O dispositivo deve ser semelhante ao proposto pela Câmara, aprovado em 2021, que previa atualização do montante pelo Índice Nacional de Preços ao Consumidor Amplo (IPCA), considerado a inflação oficial do país.
“É como no Imposto de Renda: quem não ganhou até tanto não tem nada a declarar. Ele faz uma declaração simplificada de que não fez movimentação financeira. Se a despesa que ele fez foi pequena, abaixo de R$ 25 mil, tem um formulário simplificado. Ele presta contas de maneira clara, sem nenhuma complicação. Se for superior a R$ 25 mil, fica como é hoje”, declarou.
Fim da reeleição
O presidente do Senado também quer discutir, junto do Código Eleitoral, uma Proposta de Emenda à Constituição para acabar com a reeleição para prefeitos, governadores e presidente da República. Pacheco já afirmou que vê a discussão da proposta como o seu “propósito”.
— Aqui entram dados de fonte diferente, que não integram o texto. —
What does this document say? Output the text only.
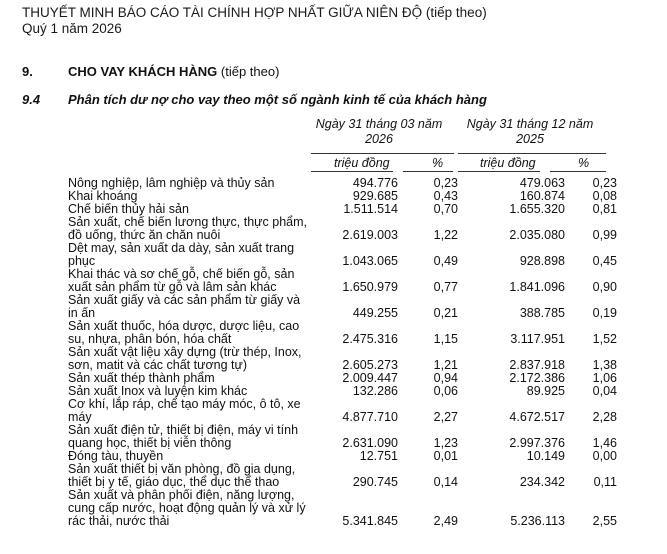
THUYẾT MINH BÁO CÁO TÀI CHÍNH HỢP NHẤT GIỮA NIÊN ĐỘ (tiếp theo)
Quý 1 năm 2026
9.	CHO VAY KHÁCH HÀNG (tiếp theo)
9.4	Phân tích dư nợ cho vay theo một số ngành kinh tế của khách hàng
Ngày 31 tháng 03 năm
2026
Ngày 31 tháng 12 năm
2025
triệu đồng	%	triệu đồng	%
Nông nghiệp, lâm nghiệp và thủy sản	494.776	0,23	479.063	0,23
Khai khoáng	929.685	0,43	160.874	0,08
Chế biến thủy hải sản	1.511.514	0,70	1.655.320	0,81
Sản xuất, chế biến lương thực, thực phẩm, đồ uống, thức ăn chăn nuôi	2.619.003	1,22	2.035.080	0,99
Dệt may, sản xuất da dày, sản xuất trang phục	1.043.065	0,49	928.898	0,45
Khai thác và sơ chế gỗ, chế biến gỗ, sản xuất sản phẩm từ gỗ và lâm sản khác	1.650.979	0,77	1.841.096	0,90
Sản xuất giấy và các sản phẩm từ giấy và in ấn	449.255	0,21	388.785	0,19
Sản xuất thuốc, hóa dược, dược liệu, cao su, nhựa, phân bón, hóa chất	2.475.316	1,15	3.117.951	1,52
Sản xuất vật liệu xây dựng (trừ thép, Inox, sơn, matit và các chất tương tự)	2.605.273	1,21	2.837.918	1,38
Sản xuất thép thành phẩm	2.009.447	0,94	2.172.386	1,06
Sản xuất Inox và luyện kim khác	132.286	0,06	89.925	0,04
Cơ khí, lắp ráp, chế tạo máy móc, ô tô, xe máy	4.877.710	2,27	4.672.517	2,28
Sản xuất điện tử, thiết bị điện, máy vi tính quang học, thiết bị viễn thông	2.631.090	1,23	2.997.376	1,46
Đóng tàu, thuyền	12.751	0,01	10.149	0,00
Sản xuất thiết bị văn phòng, đồ gia dụng, thiết bị y tế, giáo dục, thể dục thể thao	290.745	0,14	234.342	0,11
Sản xuất và phân phối điện, năng lượng, cung cấp nước, hoạt động quản lý và xử lý rác thải, nước thải	5.341.845	2,49	5.236.113	2,55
Marcelo Castro foi o escolhido para construir uma versão do texto que reúna apoio da maioria dos parlamentares da Casa. Três versões foram sugeridas por Castro em reunião com líderes nesta quinta.
Nos três textos, o objetivo central é acabar com a reeleição para cargos do Executivo, criada por uma emenda constitucional em 1997.
Também há convergência em outro ponto: a criação de mandatos de 5 anos para todas as funções eletivas, com exceção de senadores, que terão 10 anos.
Duas das versões apresentadas por Castro propõem, no entanto, a unificação da data das eleições federal e municipal — a chamada coincidência de eleições. A medida tem sido defendida por Pacheco, mas enfrenta resistência entre parlamentares.
Esses textos criam regras de transição diferentes, com alterações em tempos de mandatos e possibilidade de mandato tampão, para alcançar uma única data de eleições no país.
Somente uma das versões propostas deve ser protocolada por Castro: a que obtiver mais apoios entre os senadores. Para passar a tramitar no Senado, uma PEC precisa reunir, no mínimo, 27 assinaturas.